The impact of high volumes of data in automating legal review is well understood. What’s less talked about is the impact of diversity of data. The accuracy of legal AI solutions is heavily dependant on the quality of the sample data on which the algorithms are trained. The higher the quality of legal training data, the higher the accuracy of AI-enabled legal review. This makes having a high-quality data set an imperative starting point for any organisation implementing AI-based review.
What makes a good training data set for the process of automating legal review? An example will illustrate this better. Entity X typically enters into approximately 70 agreements with external vendors every month, requiring the legal team to spend a lot of time manually reviewing terms of each contract. Given the high contract volumes involved, the legal team wanted to be able to focus on more business-critical legal matters, X was keen to automate the process of legal review of vendor agreements. Hence, a starting point for automating legal review was the compilation of 100 legacy agreements previously executed by entity X to serve as a training data set for enabling AI review.
The training data set was divided into two halves of 50 contracts each - the first set of 50 contracts contained only one type of payment obligation clause (annual payment) while the other set of 50 contracts contained a mixture of varied payment clauses (annual, monthly, lumpsum, milestone-linked).

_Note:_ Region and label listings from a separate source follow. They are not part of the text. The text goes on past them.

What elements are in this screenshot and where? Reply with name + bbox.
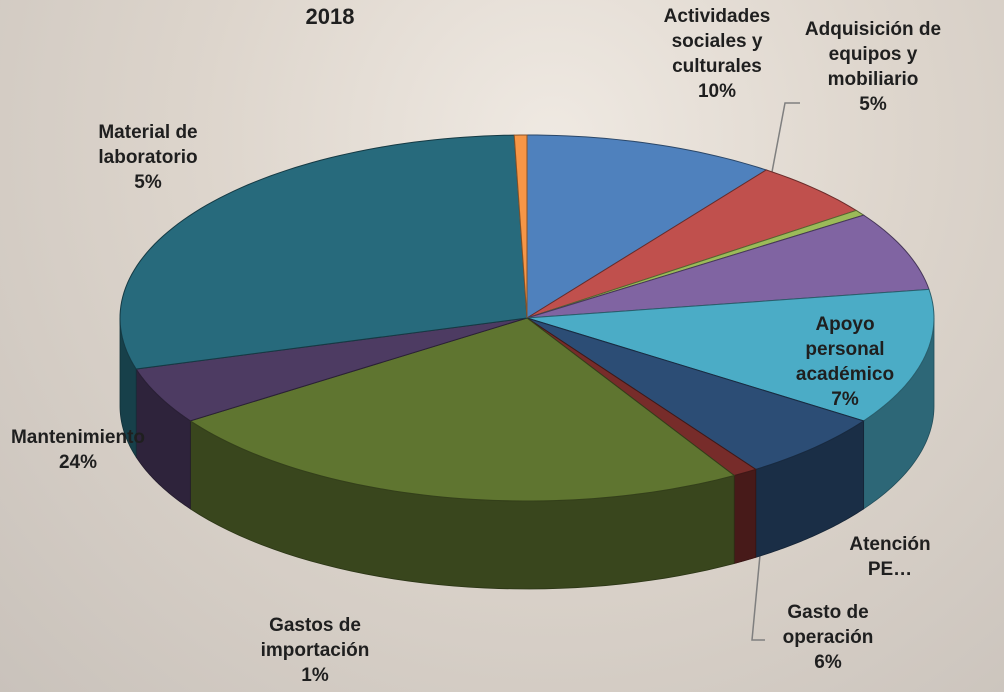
value-label: 1% (301, 665, 328, 686)
value-label: 5% (859, 94, 886, 115)
category-label: Material de laboratorio (98, 122, 197, 168)
category-label: Atención PE… (849, 534, 930, 580)
category-label: Actividades sociales y culturales (664, 6, 771, 77)
slice-side (734, 469, 756, 563)
value-label: 10% (698, 81, 736, 102)
slice-label: Gasto de operación 6% (758, 600, 898, 675)
value-label: 7% (831, 389, 858, 410)
chart: 2018 Actividades sociales y culturales 10… (0, 0, 1004, 692)
value-label: 24% (59, 452, 97, 473)
slice-label: Mantenimiento 24% (3, 425, 153, 475)
value-label: 5% (134, 172, 161, 193)
category-label: Mantenimiento (11, 427, 145, 448)
category-label: Gasto de operación (783, 602, 874, 648)
slice-label: Apoyo personal académico 7% (790, 312, 900, 412)
category-label: Adquisición de equipos y mobiliario (805, 19, 941, 90)
slice-label: Material de laboratorio 5% (73, 120, 223, 195)
value-label: 6% (814, 652, 841, 673)
slice-label: Actividades sociales y culturales 10% (647, 4, 787, 104)
slice-label: Adquisición de equipos y mobiliario 5% (788, 17, 958, 117)
category-label: Apoyo personal académico (796, 314, 894, 385)
slice-label: Gastos de importación 1% (215, 613, 415, 688)
slice-label: Atención PE… (825, 532, 955, 582)
chart-title: 2018 (270, 4, 390, 30)
category-label: Gastos de importación (261, 615, 370, 661)
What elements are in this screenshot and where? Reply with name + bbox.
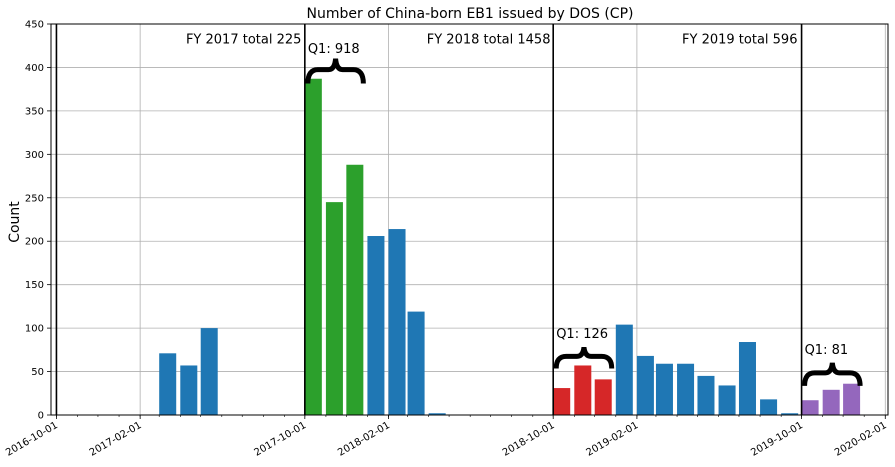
x-tick-label: 2017-02-01 bbox=[88, 420, 144, 459]
fy-total-annotation: FY 2018 total 1458 bbox=[427, 33, 551, 48]
bar bbox=[407, 311, 425, 415]
y-tick-label: 100 bbox=[25, 324, 44, 335]
bar bbox=[697, 375, 715, 415]
bar bbox=[346, 164, 364, 415]
y-tick-label: 450 bbox=[25, 20, 44, 31]
grid-lines bbox=[51, 23, 888, 416]
q1-brace bbox=[553, 346, 615, 369]
fy-total-annotation: FY 2019 total 596 bbox=[682, 33, 797, 48]
y-tick-label: 300 bbox=[25, 150, 44, 161]
q1-annotation: Q1: 126 bbox=[556, 327, 608, 342]
y-axis-ticks: 0 50 100 150 200 250 300 350 400 450 bbox=[25, 20, 51, 422]
bars-group bbox=[159, 78, 861, 416]
q1-annotation: Q1: 81 bbox=[805, 343, 849, 358]
bar bbox=[760, 399, 778, 415]
y-tick-label: 50 bbox=[31, 367, 44, 378]
bar bbox=[822, 389, 840, 415]
bar bbox=[553, 388, 571, 415]
bar bbox=[304, 78, 322, 416]
y-tick-label: 350 bbox=[25, 106, 44, 117]
x-tick-label: 2016-10-01 bbox=[4, 420, 60, 459]
bar bbox=[367, 236, 385, 415]
x-axis-ticks: 2016-10-01 2017-02-01 2017-10-01 2018-02-01… bbox=[4, 415, 889, 459]
x-tick-label: 2018-10-01 bbox=[501, 420, 557, 459]
fiscal-year-lines bbox=[55, 24, 803, 415]
bar bbox=[159, 353, 177, 415]
bar bbox=[718, 385, 736, 415]
bar bbox=[655, 363, 673, 415]
y-tick-label: 150 bbox=[25, 280, 44, 291]
bar bbox=[428, 413, 446, 415]
bar bbox=[180, 365, 198, 415]
bar bbox=[677, 363, 695, 415]
bar bbox=[574, 365, 592, 415]
x-tick-label: 2019-02-01 bbox=[585, 420, 641, 459]
bar bbox=[200, 328, 218, 415]
x-tick-label: 2019-10-01 bbox=[749, 420, 805, 459]
fy-total-annotation: FY 2017 total 225 bbox=[186, 33, 301, 48]
y-tick-label: 200 bbox=[25, 237, 44, 248]
bar bbox=[636, 355, 654, 415]
bar bbox=[738, 342, 756, 415]
y-tick-label: 0 bbox=[38, 411, 44, 422]
bar bbox=[388, 229, 406, 415]
bar bbox=[843, 383, 861, 415]
x-tick-label: 2017-10-01 bbox=[252, 420, 308, 459]
q1-brace bbox=[305, 58, 366, 84]
annotations: FY 2017 total 225 FY 2018 total 1458 FY 20… bbox=[186, 33, 863, 386]
y-tick-label: 250 bbox=[25, 193, 44, 204]
x-tick-label: 2020-02-01 bbox=[833, 420, 889, 459]
bar bbox=[325, 202, 343, 415]
y-axis-label: Count bbox=[7, 201, 23, 243]
plot-frame bbox=[50, 23, 889, 416]
bar bbox=[594, 379, 612, 415]
x-tick-label: 2018-02-01 bbox=[336, 420, 392, 459]
q1-annotation: Q1: 918 bbox=[308, 42, 360, 57]
chart-title: Number of China-born EB1 issued by DOS (… bbox=[307, 6, 634, 22]
bar bbox=[801, 400, 819, 415]
bar bbox=[781, 413, 799, 415]
bar bbox=[615, 324, 633, 415]
y-tick-label: 400 bbox=[25, 63, 44, 74]
q1-brace bbox=[802, 362, 863, 386]
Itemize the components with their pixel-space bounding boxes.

When models were trained on the first set of contracts which contained only annual payment clauses, the models ‘learned’ these to be the only kind of payment obligation; hence model accuracy at detecting and understanding any other variations of payment obligation was low. when algorithms are trained on a homogeneous data set where a contract looks like every other in that dataset, this homogeneity compromises an AI solution’s capacity to handle real-life variations in text (which is often the case) in contract language.
This was in stark contrast to when models were trained on the second set of contracts containing a mix of diverse payment clauses, where the models essentially ‘learned’ that payment clauses in ‘real world contracts’ occurred in multiple distinct forms. The accuracy of machine learning systems to undertake legal review was significantly better for the second set.
The takeaway? A training data set that contains multiple diverse variations of clauses and concepts contributes to greater accuracy in automating legal review. The higher the quality of training data, the stronger the performance of machine learning systems in ‘understanding’ legal concepts.